Even at 107, Georgie Ruth Merrill still makes fast friends. This week a fellow resident at Golden Living Center nursing home in Decatur crashed Merrill’s birthday party just to meet her.

Georgie Ruth Merrill  during her 107th birthday party at The Golden Assisted Living Center in Decatur.
Phil Skinner, pskinner@ajc.com Georgie Ruth Merrill during her 107th birthday party at The Golden Assisted Living Center in Decatur.
Georgie Ruth Merrill  plays bingo at the 'Golden Living' center at 105 years of age.
Marcus Yam/AJC Special Georgie Ruth Merrill plays bingo at the 'Golden Living' center at 105 years of age.

“It touches me to meet somebody at that age that has been around that long,” said Mary Owens, 70. “Both of my parents are gone. She had to be in God’s sight to get to be 107.”

Seated in a wheelchair, Owens was taken by a caregiver to Merrill’s table in the nursing home’s all-purpose living room. The birthday girl rubbed Owens’ hands and said, “Your hands feel good; nice and warm. We don’t have time to talk to each other now but later on we can [chat].”

Merrill was, after all, the center of attention in a room filled with residents singing “Happy Birthday” and eating cake and ice cream as she opened her gifts.

She was the middle of three children, born on July 7, 1903, in Madisonville, Ky. Her father worked as a carpenter and her mother sometimes took in laundry.

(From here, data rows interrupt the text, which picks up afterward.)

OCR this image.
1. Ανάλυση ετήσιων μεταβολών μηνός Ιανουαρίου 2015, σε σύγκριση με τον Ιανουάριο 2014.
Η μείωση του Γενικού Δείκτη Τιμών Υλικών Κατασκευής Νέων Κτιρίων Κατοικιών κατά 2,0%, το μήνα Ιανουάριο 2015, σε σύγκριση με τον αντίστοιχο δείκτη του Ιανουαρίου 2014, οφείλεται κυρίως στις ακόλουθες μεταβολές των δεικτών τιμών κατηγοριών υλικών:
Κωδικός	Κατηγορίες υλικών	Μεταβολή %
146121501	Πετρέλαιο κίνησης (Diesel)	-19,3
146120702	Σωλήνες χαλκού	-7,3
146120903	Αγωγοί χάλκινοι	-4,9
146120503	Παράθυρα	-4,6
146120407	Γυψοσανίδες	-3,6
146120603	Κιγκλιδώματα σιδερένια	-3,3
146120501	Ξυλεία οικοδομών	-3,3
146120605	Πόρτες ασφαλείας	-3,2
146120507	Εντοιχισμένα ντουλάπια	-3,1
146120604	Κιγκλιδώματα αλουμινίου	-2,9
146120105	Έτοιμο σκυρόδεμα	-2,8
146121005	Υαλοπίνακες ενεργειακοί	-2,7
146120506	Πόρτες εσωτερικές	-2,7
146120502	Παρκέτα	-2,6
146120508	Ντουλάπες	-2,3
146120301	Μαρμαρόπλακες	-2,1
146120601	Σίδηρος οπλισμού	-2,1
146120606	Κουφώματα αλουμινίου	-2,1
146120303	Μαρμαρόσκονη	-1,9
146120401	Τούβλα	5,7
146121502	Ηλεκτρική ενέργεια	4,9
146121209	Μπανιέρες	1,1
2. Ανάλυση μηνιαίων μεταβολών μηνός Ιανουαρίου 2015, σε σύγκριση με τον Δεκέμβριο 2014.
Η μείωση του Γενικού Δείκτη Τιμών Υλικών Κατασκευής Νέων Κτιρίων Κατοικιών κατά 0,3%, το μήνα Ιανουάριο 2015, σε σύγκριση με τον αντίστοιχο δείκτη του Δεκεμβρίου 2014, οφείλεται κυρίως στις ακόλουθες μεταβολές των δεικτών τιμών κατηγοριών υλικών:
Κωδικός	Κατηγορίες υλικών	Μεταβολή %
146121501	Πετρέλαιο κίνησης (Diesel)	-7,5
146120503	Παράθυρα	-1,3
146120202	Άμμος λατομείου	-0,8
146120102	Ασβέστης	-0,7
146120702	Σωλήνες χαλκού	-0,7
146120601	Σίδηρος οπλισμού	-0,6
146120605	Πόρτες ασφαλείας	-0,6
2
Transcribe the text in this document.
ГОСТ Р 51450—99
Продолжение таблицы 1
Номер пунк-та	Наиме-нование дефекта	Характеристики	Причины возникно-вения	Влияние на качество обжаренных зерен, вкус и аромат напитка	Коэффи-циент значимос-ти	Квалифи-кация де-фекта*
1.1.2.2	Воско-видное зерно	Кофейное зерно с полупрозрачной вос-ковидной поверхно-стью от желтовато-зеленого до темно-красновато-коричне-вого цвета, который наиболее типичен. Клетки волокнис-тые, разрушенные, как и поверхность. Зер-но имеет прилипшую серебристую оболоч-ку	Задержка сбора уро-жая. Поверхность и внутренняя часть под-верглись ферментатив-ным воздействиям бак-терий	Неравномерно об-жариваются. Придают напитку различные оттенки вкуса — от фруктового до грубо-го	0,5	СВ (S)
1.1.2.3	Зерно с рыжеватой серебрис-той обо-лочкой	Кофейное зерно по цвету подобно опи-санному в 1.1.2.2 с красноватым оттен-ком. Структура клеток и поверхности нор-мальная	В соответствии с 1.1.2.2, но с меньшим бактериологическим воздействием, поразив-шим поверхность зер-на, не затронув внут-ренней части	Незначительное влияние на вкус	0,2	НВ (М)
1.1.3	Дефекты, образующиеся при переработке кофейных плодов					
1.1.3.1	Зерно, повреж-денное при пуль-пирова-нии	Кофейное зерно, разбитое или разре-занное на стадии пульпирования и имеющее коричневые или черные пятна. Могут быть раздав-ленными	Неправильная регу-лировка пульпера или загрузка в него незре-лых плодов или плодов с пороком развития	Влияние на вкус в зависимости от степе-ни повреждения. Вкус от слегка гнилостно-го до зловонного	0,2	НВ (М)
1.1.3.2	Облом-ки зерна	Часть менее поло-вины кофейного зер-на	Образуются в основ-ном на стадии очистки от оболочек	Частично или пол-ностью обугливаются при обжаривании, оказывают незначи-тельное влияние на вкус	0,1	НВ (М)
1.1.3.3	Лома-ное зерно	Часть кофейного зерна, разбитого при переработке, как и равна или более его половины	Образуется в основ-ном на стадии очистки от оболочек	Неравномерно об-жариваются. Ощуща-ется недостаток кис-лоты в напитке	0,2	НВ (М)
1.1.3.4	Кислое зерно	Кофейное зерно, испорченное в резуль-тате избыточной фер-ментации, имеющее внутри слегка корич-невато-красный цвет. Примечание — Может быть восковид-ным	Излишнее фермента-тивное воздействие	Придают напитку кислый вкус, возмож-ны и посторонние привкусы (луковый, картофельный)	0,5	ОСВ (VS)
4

In her late 20s, Merrill moved to Detroit and bought a duplex, where she lived with her older sister and younger brother. By then she was divorced with a young daughter and working several jobs. During World War II she worked in a stamp factory and severed her thumb on a machine.

After her daughter died in 1987, Merrill moved to Atlanta to be closer to her granddaughter and son-in-law. He died in 2007. Merrill has two grandchildren, four great-grandchildren and two great-great-grandchildren.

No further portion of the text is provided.